De acordo com a PEC da transição, porém, esse limite extra vale somente para o ano de 2023.
Para poder manter um limite maior para despesas de 2024 em diante, o governo tem de aprovar o arcabouço fiscal, a nova regra para as contas públicas, no Legislativo ainda nesse ano, por meio de projeto de lei complementar.
Arcabouço fiscal
A equipe econômica chefiada pelo ministro da Fazenda, Fernando Haddad, anunciou na semana passada a proposta para a nova regra para as contas públicas, apelidado de “arcabouço fiscal”, que visa substituir o teto de gastos – que limita a maior parte das despesas à inflação do ano anterior.
A proposta de arcabouço contempla um espaço para aumento real de gastos de 0,6% a até 2,5% ao ano (acima da inflação), que será limitado a 70% da variação da receita do ano anterior.
E traz metas para as contas públicas com base o resultado primário (que consideram receitas e despesas, sem contar os juros da dívida). O governo informou que busca zerar o déficit fiscal em 2024 e buscar resultados positivos em 2025 e 2026.

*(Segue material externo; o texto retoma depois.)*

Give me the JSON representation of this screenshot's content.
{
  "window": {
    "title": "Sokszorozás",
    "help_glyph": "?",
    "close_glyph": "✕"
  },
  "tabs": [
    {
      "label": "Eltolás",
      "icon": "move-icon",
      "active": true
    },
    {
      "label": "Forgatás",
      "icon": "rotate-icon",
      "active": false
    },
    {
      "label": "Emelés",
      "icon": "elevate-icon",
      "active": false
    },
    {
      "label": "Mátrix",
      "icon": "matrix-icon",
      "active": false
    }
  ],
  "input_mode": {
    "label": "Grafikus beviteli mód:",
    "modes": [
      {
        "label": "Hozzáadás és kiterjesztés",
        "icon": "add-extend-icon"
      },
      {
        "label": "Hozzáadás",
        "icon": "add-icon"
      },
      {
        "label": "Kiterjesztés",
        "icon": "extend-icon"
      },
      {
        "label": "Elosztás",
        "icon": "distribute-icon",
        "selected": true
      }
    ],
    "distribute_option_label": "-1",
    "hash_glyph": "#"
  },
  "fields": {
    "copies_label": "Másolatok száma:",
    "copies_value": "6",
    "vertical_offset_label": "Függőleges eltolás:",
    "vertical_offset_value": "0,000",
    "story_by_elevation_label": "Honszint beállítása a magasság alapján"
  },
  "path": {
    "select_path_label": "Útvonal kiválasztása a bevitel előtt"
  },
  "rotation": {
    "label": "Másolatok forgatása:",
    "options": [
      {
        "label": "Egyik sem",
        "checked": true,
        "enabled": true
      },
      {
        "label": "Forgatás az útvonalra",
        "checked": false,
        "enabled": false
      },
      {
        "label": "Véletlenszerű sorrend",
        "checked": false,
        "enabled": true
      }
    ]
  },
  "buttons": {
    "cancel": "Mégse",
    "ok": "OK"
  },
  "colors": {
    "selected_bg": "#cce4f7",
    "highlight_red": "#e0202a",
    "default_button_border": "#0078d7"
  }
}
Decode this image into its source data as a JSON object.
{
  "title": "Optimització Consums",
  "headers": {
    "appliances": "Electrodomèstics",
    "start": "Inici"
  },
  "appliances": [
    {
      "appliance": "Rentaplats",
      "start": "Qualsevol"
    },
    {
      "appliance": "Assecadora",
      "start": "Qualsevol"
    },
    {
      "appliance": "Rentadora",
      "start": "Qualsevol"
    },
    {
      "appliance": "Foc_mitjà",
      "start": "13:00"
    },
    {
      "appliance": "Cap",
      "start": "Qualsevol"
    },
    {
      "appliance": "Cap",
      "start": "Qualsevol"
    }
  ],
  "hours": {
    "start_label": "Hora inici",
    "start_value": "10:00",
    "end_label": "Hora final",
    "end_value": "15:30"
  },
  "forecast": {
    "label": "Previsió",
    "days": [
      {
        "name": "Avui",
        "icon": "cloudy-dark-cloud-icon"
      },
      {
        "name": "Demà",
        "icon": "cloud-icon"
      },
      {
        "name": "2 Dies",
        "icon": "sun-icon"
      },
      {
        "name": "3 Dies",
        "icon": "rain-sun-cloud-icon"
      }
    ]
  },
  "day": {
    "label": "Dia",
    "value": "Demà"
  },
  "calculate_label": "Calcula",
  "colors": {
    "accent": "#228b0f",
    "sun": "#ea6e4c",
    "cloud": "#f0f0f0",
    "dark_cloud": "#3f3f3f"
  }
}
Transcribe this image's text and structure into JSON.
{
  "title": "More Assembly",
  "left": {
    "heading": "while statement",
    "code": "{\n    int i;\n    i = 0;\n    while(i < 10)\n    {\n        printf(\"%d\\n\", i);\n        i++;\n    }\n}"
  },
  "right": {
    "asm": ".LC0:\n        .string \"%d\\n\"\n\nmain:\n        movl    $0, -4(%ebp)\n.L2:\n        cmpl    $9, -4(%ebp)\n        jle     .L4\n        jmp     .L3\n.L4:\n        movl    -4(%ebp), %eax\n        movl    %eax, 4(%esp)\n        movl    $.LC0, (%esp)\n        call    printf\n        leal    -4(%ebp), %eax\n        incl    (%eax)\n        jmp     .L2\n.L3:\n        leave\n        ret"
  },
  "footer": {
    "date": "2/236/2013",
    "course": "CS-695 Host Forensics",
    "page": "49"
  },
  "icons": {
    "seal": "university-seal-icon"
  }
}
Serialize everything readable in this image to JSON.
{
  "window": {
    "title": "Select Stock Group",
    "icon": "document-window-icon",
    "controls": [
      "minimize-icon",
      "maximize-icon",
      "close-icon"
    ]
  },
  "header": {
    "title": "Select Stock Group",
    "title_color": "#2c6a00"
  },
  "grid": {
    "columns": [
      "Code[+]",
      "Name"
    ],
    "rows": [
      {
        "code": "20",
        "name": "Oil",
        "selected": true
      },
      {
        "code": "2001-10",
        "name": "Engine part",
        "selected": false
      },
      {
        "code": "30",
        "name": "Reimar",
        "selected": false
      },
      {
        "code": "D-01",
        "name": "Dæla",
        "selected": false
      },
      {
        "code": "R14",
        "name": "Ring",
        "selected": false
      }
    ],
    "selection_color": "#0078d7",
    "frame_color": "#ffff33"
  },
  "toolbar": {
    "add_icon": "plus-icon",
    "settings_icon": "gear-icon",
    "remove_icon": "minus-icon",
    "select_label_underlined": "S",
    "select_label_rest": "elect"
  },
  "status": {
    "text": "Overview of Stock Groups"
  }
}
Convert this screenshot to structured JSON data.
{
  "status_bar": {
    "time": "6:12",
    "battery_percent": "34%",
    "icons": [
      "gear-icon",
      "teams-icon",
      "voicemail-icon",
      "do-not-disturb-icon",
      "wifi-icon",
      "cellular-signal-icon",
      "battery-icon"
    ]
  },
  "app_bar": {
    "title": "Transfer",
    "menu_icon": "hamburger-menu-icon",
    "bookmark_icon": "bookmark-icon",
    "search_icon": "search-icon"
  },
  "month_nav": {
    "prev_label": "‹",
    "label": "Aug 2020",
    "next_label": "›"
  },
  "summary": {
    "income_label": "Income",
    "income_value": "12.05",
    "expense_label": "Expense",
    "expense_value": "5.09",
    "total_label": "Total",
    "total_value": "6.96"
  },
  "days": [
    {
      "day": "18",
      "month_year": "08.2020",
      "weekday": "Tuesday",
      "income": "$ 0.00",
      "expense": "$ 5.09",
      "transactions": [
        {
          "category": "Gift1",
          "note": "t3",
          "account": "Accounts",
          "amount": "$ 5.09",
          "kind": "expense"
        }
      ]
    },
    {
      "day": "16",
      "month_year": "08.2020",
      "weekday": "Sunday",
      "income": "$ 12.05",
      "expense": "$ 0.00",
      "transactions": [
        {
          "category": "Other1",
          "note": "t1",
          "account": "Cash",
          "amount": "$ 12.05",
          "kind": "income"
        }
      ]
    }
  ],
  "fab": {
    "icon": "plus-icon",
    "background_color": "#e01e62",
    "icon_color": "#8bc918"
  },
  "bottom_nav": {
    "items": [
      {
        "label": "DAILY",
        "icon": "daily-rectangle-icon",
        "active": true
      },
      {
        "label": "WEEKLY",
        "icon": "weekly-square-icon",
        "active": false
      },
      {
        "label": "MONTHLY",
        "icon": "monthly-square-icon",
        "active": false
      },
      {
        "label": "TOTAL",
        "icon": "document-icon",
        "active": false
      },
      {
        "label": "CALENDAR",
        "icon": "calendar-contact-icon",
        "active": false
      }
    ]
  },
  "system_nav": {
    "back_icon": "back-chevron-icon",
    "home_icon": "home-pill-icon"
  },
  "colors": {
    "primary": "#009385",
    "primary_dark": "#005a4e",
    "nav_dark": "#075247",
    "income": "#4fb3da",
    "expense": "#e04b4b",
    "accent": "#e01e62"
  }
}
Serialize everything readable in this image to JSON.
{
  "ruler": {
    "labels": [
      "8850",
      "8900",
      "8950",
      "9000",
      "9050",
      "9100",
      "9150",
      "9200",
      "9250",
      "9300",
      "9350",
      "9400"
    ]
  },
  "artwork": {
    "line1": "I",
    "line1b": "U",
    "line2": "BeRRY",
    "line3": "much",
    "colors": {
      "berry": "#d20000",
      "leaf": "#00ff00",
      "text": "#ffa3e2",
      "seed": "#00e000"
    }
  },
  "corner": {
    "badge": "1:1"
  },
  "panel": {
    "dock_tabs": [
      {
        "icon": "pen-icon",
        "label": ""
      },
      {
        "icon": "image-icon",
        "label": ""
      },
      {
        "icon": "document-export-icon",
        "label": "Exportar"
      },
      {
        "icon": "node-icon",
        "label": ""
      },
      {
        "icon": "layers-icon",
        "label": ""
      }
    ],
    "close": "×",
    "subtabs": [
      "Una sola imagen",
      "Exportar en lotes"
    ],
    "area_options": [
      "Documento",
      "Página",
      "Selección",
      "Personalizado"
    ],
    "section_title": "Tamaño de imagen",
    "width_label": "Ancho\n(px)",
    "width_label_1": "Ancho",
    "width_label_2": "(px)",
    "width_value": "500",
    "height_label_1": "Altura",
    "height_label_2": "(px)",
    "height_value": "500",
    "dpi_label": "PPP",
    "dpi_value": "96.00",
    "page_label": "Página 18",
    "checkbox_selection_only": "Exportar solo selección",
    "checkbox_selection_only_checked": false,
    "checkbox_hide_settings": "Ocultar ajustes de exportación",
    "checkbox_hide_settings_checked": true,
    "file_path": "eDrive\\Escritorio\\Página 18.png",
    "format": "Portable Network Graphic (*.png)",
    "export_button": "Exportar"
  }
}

Se as metas de resultado primário não forem cumpridas, o crescimento da despesa fica limitado a 50% do aumento da arrecadação no ano seguinte.
A proposta de arcabouço foca no aumento de arrecadação para tentar evitar descontrole das contas públicas. Com isso, analistas avaliam que faltam indicações mais claras sobre o controle de gastos públicos e, também, de medidas para reduzi-los .
Com o arcabouço fiscal, o Ministério da Fazenda espera que, ao fim de 2026, a dívida bruta federal atinja no máximo 77,3% do Produto Interno Bruto (PIB). Em 2022, esse indicador estava em 73,5% do PIB.